Nearly 30 Dead in Basra Bombing, 62 Wounded
Political violence in the Iraqi Civil War left 44 dead on Saturday in an arc that stretched from the far south to the northeast of the country.
In Basra, guerrillas used a car bomb to kill 28 persons (according to late reports) and wound 62. The bomber set it off at a market in the south of the city, late afternoon on Saturday. Basra security has deteriorated dramatically this year. It is unclear who the perpetrator is. Some Arabic sources are speculating that it is an answer to Zarqawi’s call to redouble the fight against Shiites. Al-Hayat speculates that it might have been a response to Prime Minister Nuri al-Maliki’s call to curb the oil-smuggling gangs in the city.
In the northeast, guerrillas launched a sophisticated attack on a police checkpoint near Baqubah. They threw grenades and used RPGs against police, killing 7 of them and wounding 10 other persons.
Also near Baqubah, heads of 8 persons were sent to the police, including 7 cousins and a Sunni mosque preacher, in empty banana cartons (-al-Hayat]. The preacher, according to a note found with the head, stood accused of having arranged for the assassination of 4 Shiite physicians in the area.
In Baghdad, a Russian diplomat and one other person were killed by guerrillas, who kidnapped 3 other Russian embassy personnel.
A spokesman for the Iraqi prime minister’s office on Saturday rejected a US military appraisal that troops at Ishaqi in mid-March did nothing wrong. They attacked a safe house from which they maintain they took fire, and appear to have shot dead 11 civilians, including 4 children and 5 women. They then demolished the house and reported only 4 civilian deaths in such a way as to imply that they had died in the collapse of the building.

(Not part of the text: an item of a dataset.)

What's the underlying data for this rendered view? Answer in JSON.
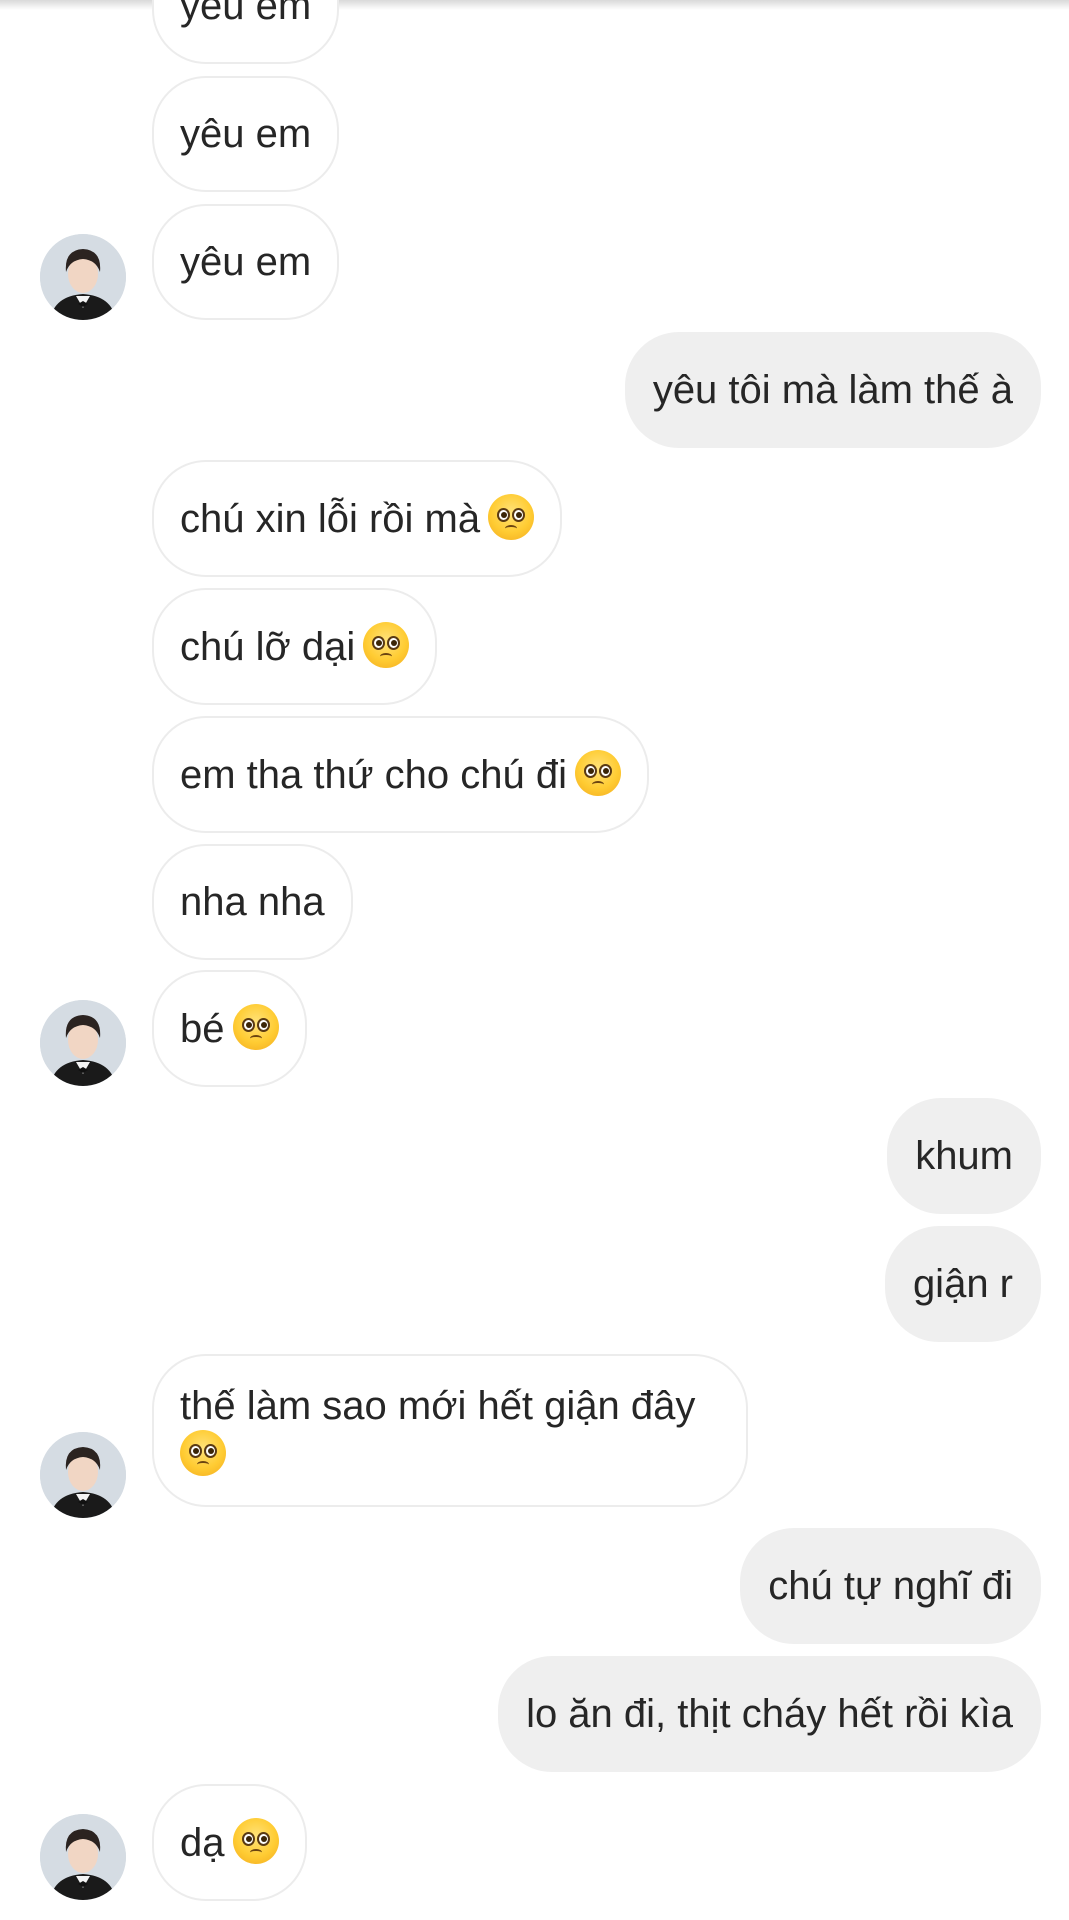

A videotape was leaked to the BBC last week that clearly showed the bodies had died of gunshot wounds. The Iraqi government says it will do its own probe of Ishaqi.

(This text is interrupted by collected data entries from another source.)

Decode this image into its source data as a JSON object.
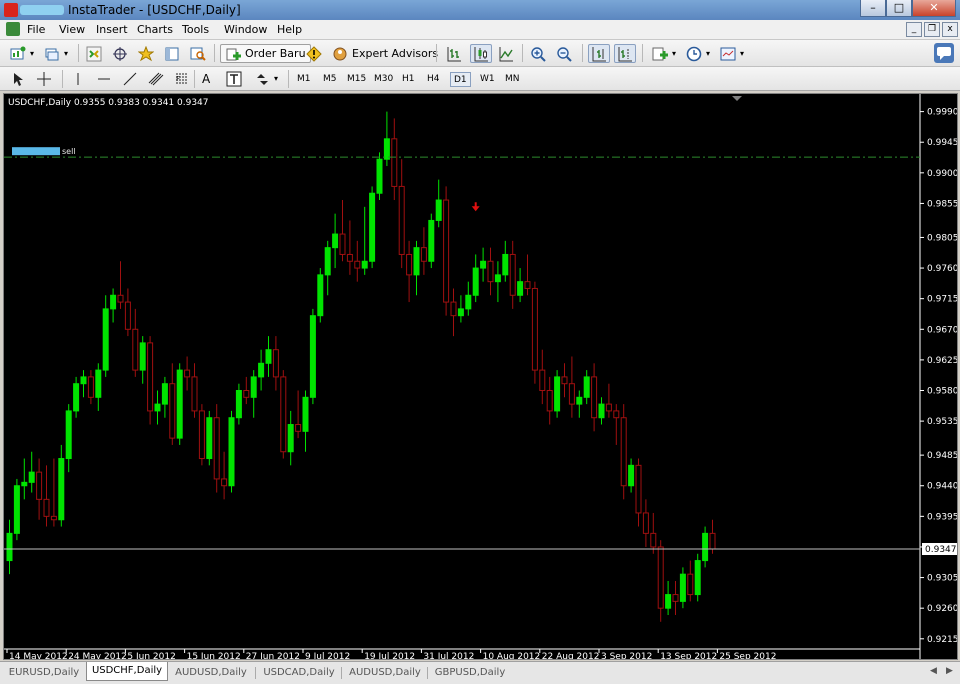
{
  "window": {
    "title": "InstaTrader - [USDCHF,Daily]"
  },
  "menu": [
    "File",
    "View",
    "Insert",
    "Charts",
    "Tools",
    "Window",
    "Help"
  ],
  "toolbar": {
    "order_label": "Order Baru",
    "expert_label": "Expert Advisors"
  },
  "timeframes": [
    "M1",
    "M5",
    "M15",
    "M30",
    "H1",
    "H4",
    "D1",
    "W1",
    "MN"
  ],
  "active_timeframe": "D1",
  "chart": {
    "info": "USDCHF,Daily  0.9355 0.9383 0.9341 0.9347",
    "order_label": "sell",
    "order_level": 0.9923,
    "current_price": "0.9347",
    "current_price_value": 0.9347,
    "y_ticks": [
      "0.9990",
      "0.9945",
      "0.9900",
      "0.9855",
      "0.9805",
      "0.9760",
      "0.9715",
      "0.9670",
      "0.9625",
      "0.9580",
      "0.9535",
      "0.9485",
      "0.9440",
      "0.9395",
      "0.9350",
      "0.9305",
      "0.9260",
      "0.9215"
    ],
    "x_ticks": [
      "14 May 2012",
      "24 May 2012",
      "5 Jun 2012",
      "15 Jun 2012",
      "27 Jun 2012",
      "9 Jul 2012",
      "19 Jul 2012",
      "31 Jul 2012",
      "10 Aug 2012",
      "22 Aug 2012",
      "3 Sep 2012",
      "13 Sep 2012",
      "25 Sep 2012"
    ],
    "colors": {
      "bull": "#00e400",
      "bear": "#a01010",
      "axis": "#ffffff",
      "order_line": "#2e8b2e",
      "price_line": "#c0c0c0",
      "arrow": "#e01010"
    }
  },
  "chart_data": {
    "type": "candlestick",
    "symbol": "USDCHF",
    "period": "Daily",
    "ylim": [
      0.92,
      1.001
    ],
    "ohlc": [
      [
        0.933,
        0.939,
        0.931,
        0.937
      ],
      [
        0.937,
        0.945,
        0.936,
        0.944
      ],
      [
        0.944,
        0.948,
        0.942,
        0.9445
      ],
      [
        0.9445,
        0.949,
        0.943,
        0.946
      ],
      [
        0.946,
        0.948,
        0.939,
        0.942
      ],
      [
        0.942,
        0.947,
        0.938,
        0.9395
      ],
      [
        0.9395,
        0.948,
        0.938,
        0.939
      ],
      [
        0.939,
        0.95,
        0.938,
        0.948
      ],
      [
        0.948,
        0.956,
        0.946,
        0.955
      ],
      [
        0.955,
        0.96,
        0.954,
        0.959
      ],
      [
        0.959,
        0.961,
        0.957,
        0.96
      ],
      [
        0.96,
        0.961,
        0.956,
        0.957
      ],
      [
        0.957,
        0.962,
        0.955,
        0.961
      ],
      [
        0.961,
        0.972,
        0.96,
        0.97
      ],
      [
        0.97,
        0.973,
        0.968,
        0.972
      ],
      [
        0.972,
        0.977,
        0.97,
        0.971
      ],
      [
        0.971,
        0.973,
        0.966,
        0.967
      ],
      [
        0.967,
        0.97,
        0.96,
        0.961
      ],
      [
        0.961,
        0.966,
        0.959,
        0.965
      ],
      [
        0.965,
        0.966,
        0.953,
        0.955
      ],
      [
        0.955,
        0.958,
        0.953,
        0.956
      ],
      [
        0.956,
        0.96,
        0.954,
        0.959
      ],
      [
        0.959,
        0.962,
        0.95,
        0.951
      ],
      [
        0.951,
        0.962,
        0.95,
        0.961
      ],
      [
        0.961,
        0.963,
        0.958,
        0.96
      ],
      [
        0.96,
        0.962,
        0.954,
        0.955
      ],
      [
        0.955,
        0.956,
        0.947,
        0.948
      ],
      [
        0.948,
        0.955,
        0.947,
        0.954
      ],
      [
        0.954,
        0.956,
        0.943,
        0.945
      ],
      [
        0.945,
        0.949,
        0.942,
        0.944
      ],
      [
        0.944,
        0.955,
        0.943,
        0.954
      ],
      [
        0.954,
        0.959,
        0.953,
        0.958
      ],
      [
        0.958,
        0.96,
        0.956,
        0.957
      ],
      [
        0.957,
        0.961,
        0.954,
        0.96
      ],
      [
        0.96,
        0.964,
        0.958,
        0.962
      ],
      [
        0.962,
        0.966,
        0.96,
        0.964
      ],
      [
        0.964,
        0.966,
        0.958,
        0.96
      ],
      [
        0.96,
        0.961,
        0.948,
        0.949
      ],
      [
        0.949,
        0.955,
        0.947,
        0.953
      ],
      [
        0.953,
        0.958,
        0.951,
        0.952
      ],
      [
        0.952,
        0.958,
        0.949,
        0.957
      ],
      [
        0.957,
        0.97,
        0.956,
        0.969
      ],
      [
        0.969,
        0.976,
        0.968,
        0.975
      ],
      [
        0.975,
        0.98,
        0.972,
        0.979
      ],
      [
        0.979,
        0.984,
        0.976,
        0.981
      ],
      [
        0.981,
        0.986,
        0.977,
        0.978
      ],
      [
        0.978,
        0.983,
        0.975,
        0.977
      ],
      [
        0.977,
        0.98,
        0.974,
        0.976
      ],
      [
        0.976,
        0.985,
        0.975,
        0.977
      ],
      [
        0.977,
        0.988,
        0.976,
        0.987
      ],
      [
        0.987,
        0.993,
        0.986,
        0.992
      ],
      [
        0.992,
        0.999,
        0.991,
        0.995
      ],
      [
        0.995,
        0.998,
        0.986,
        0.988
      ],
      [
        0.988,
        0.992,
        0.976,
        0.978
      ],
      [
        0.978,
        0.98,
        0.971,
        0.975
      ],
      [
        0.975,
        0.98,
        0.972,
        0.979
      ],
      [
        0.979,
        0.982,
        0.975,
        0.977
      ],
      [
        0.977,
        0.984,
        0.976,
        0.983
      ],
      [
        0.983,
        0.989,
        0.982,
        0.986
      ],
      [
        0.986,
        0.988,
        0.969,
        0.971
      ],
      [
        0.971,
        0.973,
        0.966,
        0.969
      ],
      [
        0.969,
        0.972,
        0.968,
        0.97
      ],
      [
        0.97,
        0.974,
        0.969,
        0.972
      ],
      [
        0.972,
        0.978,
        0.971,
        0.976
      ],
      [
        0.976,
        0.979,
        0.974,
        0.977
      ],
      [
        0.977,
        0.979,
        0.972,
        0.974
      ],
      [
        0.974,
        0.977,
        0.971,
        0.975
      ],
      [
        0.975,
        0.98,
        0.974,
        0.978
      ],
      [
        0.978,
        0.98,
        0.97,
        0.972
      ],
      [
        0.972,
        0.976,
        0.971,
        0.974
      ],
      [
        0.974,
        0.978,
        0.972,
        0.973
      ],
      [
        0.973,
        0.974,
        0.959,
        0.961
      ],
      [
        0.961,
        0.964,
        0.956,
        0.958
      ],
      [
        0.958,
        0.96,
        0.953,
        0.955
      ],
      [
        0.955,
        0.961,
        0.954,
        0.96
      ],
      [
        0.96,
        0.962,
        0.957,
        0.959
      ],
      [
        0.959,
        0.963,
        0.954,
        0.956
      ],
      [
        0.956,
        0.958,
        0.954,
        0.957
      ],
      [
        0.957,
        0.961,
        0.956,
        0.96
      ],
      [
        0.96,
        0.962,
        0.952,
        0.954
      ],
      [
        0.954,
        0.957,
        0.953,
        0.956
      ],
      [
        0.956,
        0.959,
        0.954,
        0.955
      ],
      [
        0.955,
        0.956,
        0.95,
        0.954
      ],
      [
        0.954,
        0.956,
        0.942,
        0.944
      ],
      [
        0.944,
        0.948,
        0.943,
        0.947
      ],
      [
        0.947,
        0.948,
        0.938,
        0.94
      ],
      [
        0.94,
        0.942,
        0.935,
        0.937
      ],
      [
        0.937,
        0.94,
        0.934,
        0.935
      ],
      [
        0.935,
        0.936,
        0.924,
        0.926
      ],
      [
        0.926,
        0.93,
        0.925,
        0.928
      ],
      [
        0.928,
        0.93,
        0.925,
        0.927
      ],
      [
        0.927,
        0.932,
        0.926,
        0.931
      ],
      [
        0.931,
        0.933,
        0.927,
        0.928
      ],
      [
        0.928,
        0.934,
        0.927,
        0.933
      ],
      [
        0.933,
        0.938,
        0.932,
        0.937
      ],
      [
        0.937,
        0.939,
        0.934,
        0.9347
      ]
    ],
    "markers": [
      {
        "type": "sell-arrow",
        "index": 63,
        "price": 0.9848
      }
    ]
  },
  "tabs": [
    "EURUSD,Daily",
    "USDCHF,Daily",
    "AUDUSD,Daily",
    "USDCAD,Daily",
    "AUDUSD,Daily",
    "GBPUSD,Daily"
  ],
  "active_tab": "USDCHF,Daily"
}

Salafi Jihadi militiamen wearing black dominate some Sunni Arab neighborhoods in once-modern Western Baghdad, and they terrorize unveiled women.
A “British Brigade” of 150 young radical Muslim Britons has gone off to Iraq to fight for Abu Musab al-Zarqawi and his Salafi Jihadi movement. The illegal Iraq War and Anglo-American occupation of Iraq has radicalized many British Muslims, including the cell that blew up the London subway on 7/7 last year, and which was probably run by Ayman al-Zawahiri. Of the 150, those who survive will learn deadly skills that they can apply to future terror operations in the West.
Meanwhile, 23 Yemenis went on trial Saturday for forming an armed unit and planning to go fight the Americans in Iraq. Yes, you can hear the purling waters of Bush’s Arab Spring just everywhere.
The networks in their evening news segments have given less and less attention to Iraq. It is hard and expensive to cover, reporters risk their lives, and they often get pressure in the aftermath for not having been “balanced”.